Mimic Hunter ($4.99)

This is a puzzle-platformer whose chief gimmick revolves around towers. It’s a 2.5D game and you’ll naturally be looping around and up the towers as you go. The visuals are okay, and hey, who doesn’t like a mouse adventurer? On the other hand, what few reviews I could find for the PC version of the game, which released more than a year ago, were mostly negative. It seems like the game suffered from issues with its controls, physics, and difficulty balancing when it first hit computers. Now, that was a year ago, so things may have changed here. Curiously, it’s priced lower here than it is on Steam, so I suppose if you’re curious about it, this is the cheapest way to find out for yourself.


It’s a decent list of new sales today, albeit with plenty of familiar faces. Still, you’ve got some discounts on new releases like Oniken and Odallus, the not-terribly-rare but still welcome sales on the Scribblenauts games, and a great price for 2064: Read Only Memories Integral. Cattails is an interesting RPG that you might want to check out, and the Atelier Arland Series Deluxe Pack gets you a ton of crafting RPG goodness at a very nice price. There are still tons of sales going on from last week, too. Good time to be low on money, I suppose.

New Games on Sale

Cars 3: Driven to Win ($19.99 from $39.99 until 2/16)
Scribblenauts: Showdown ($19.99 from $39.99 until 2/16)
Sausage Sports Club ($9.99 from $14.99 until 2/17)
Scribblenauts Mega Pack ($19.99 from $39.99 until 2/16)
Soulblight ($11.99 from $14.99 until 2/24)
Heart&Slash ($7.49 from $14.99 until 2/18)
Drift Legends ($4.99 from $9.99 until 3/1)
Quest for the Golden Duck ($4.99 from $9.99 until 2/22)
Puzzle Puppers ($2.99 from $4.99 until 2/18)
2064: Read Only Memories Integral ($10.32 from $20.64 until 2/18)
Never Stop ($3.99 from $4.99 until 2/15)
OkunoKA ($12.00 from $15.00 until 2/15)
Oniken: Unstoppable Edition ($7.99 until $9.99 until 2/27)
Odallus: The Dark Call ($9.59 from $11.99 until 2/28)
Glass Masquerade ($9.59 from $11.99 until 2/28)
Access Denied ($3.99 from $4.99 until 2/23)
Atelier Arland Series Deluxe Pack ($76.49 from $89.99 until 2/25)

Atelier Meruru DX ($33.99 from $39.99 until 2/25)
Atelier Rorona DX ($33.99 from $39.99 until 2/25)
Atelier Totori DX ($33.99 from $39.99 until 2/25)
Cattails ($11.24 from $14.99 until 2/19)
Next Up Hero ($9.99 from $19.99 until 2/19)
InnerSpace ($9.99 from $19.99 until 2/19)
Beholder: Complete Edition ($9.99 from $14.99 until 2/17)
V.O.I.D. ($3.39 from $3.99 until 2/28)
Green Game: TimeSwapper ($1.49 from $2.99 until 2/14)
Red Game Without a Great Name ($1.49 from $2.99 until 2/14)
Disc Jam ($7.49 from $14.99 until 2/21)
Kentucky Robo Chicken ($0.99 from $2.49 until 3/1)
Madorica Real Estate ($12.99 from $14.99 until 2/19)

Sales Ending Tomorrow, Tuesday, February 12th

Car Quest ($1.99 from $9.99 until 2/12)
Overcooked! 2 ($18.74 from $24.99 until 2/12)

That’ll do it for today, friends.

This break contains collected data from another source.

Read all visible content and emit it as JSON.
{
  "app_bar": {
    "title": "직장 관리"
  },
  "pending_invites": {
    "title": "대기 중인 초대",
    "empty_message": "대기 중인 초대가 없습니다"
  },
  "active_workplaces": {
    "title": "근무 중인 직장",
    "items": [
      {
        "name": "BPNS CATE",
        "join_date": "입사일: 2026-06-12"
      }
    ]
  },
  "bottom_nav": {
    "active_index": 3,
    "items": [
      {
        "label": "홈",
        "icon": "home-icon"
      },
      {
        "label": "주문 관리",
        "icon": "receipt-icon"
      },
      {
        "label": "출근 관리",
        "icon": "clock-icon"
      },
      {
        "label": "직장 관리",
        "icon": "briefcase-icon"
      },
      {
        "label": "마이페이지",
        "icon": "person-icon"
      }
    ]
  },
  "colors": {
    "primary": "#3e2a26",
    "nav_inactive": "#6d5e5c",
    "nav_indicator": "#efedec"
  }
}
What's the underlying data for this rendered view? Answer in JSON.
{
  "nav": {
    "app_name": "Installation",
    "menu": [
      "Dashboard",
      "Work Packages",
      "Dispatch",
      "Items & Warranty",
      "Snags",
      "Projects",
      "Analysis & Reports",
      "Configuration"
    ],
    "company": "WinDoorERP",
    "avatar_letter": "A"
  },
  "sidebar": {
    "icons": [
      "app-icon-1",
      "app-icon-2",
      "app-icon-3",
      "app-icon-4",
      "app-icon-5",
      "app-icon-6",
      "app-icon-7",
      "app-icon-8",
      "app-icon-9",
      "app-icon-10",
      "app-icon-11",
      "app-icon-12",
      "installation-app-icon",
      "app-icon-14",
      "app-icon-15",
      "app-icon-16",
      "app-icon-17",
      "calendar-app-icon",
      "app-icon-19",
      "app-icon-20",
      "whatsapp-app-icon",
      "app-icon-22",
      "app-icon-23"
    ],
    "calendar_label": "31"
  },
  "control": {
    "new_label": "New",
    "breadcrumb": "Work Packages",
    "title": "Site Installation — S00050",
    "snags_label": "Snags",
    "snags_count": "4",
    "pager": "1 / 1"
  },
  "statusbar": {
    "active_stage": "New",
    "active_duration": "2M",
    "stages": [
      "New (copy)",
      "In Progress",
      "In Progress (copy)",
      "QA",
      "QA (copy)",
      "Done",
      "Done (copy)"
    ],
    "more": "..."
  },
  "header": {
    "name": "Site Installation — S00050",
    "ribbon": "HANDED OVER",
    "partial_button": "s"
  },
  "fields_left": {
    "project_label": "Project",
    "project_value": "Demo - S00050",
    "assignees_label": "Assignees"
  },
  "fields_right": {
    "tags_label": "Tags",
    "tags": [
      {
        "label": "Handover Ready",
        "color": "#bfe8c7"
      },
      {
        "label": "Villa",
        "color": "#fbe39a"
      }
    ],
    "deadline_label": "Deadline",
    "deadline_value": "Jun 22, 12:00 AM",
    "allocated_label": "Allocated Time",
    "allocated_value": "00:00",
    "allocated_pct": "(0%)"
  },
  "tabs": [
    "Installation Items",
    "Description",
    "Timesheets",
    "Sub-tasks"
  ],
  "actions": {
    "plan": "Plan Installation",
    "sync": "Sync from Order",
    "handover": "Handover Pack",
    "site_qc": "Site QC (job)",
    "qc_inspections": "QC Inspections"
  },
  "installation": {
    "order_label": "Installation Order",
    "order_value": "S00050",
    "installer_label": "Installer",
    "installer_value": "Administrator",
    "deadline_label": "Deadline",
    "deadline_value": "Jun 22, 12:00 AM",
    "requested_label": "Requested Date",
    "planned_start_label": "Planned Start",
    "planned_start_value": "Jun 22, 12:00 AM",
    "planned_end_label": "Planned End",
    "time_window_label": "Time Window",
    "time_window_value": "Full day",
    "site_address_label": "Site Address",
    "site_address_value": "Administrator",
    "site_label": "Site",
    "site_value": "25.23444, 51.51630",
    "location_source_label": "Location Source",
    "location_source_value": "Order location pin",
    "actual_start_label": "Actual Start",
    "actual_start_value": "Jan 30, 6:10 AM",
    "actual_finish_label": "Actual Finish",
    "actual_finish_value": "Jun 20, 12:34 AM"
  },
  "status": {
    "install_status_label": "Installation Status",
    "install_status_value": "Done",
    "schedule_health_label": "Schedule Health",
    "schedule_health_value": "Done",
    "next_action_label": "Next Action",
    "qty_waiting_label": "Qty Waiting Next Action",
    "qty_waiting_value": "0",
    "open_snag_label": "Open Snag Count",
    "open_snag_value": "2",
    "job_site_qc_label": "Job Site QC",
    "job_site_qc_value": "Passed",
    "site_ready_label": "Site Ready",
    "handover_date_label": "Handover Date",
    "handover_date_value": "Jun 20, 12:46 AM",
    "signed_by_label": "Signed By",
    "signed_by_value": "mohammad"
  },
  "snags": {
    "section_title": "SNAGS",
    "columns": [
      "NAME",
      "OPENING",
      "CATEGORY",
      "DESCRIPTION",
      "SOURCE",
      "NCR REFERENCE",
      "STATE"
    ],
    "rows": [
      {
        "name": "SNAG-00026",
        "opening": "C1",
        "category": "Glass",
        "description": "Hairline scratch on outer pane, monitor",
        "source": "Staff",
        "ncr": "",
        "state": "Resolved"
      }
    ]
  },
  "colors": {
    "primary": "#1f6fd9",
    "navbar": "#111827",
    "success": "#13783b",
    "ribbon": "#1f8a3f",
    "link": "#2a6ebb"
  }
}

Looking at the week ahead, tomorrow will have the usual Tuesday mini-release day, and a big batch of goodies is set to drop on Valentine’s Day, including Modern Combat, OlliOlli: Switch Stance, and for the lonelier folks out there, Nekopara Vol. 2. We’ll see how things play out as the week goes on, especially if the rumored Nintendo Direct happens on Wednesday. Anyway, thanks as always for reading!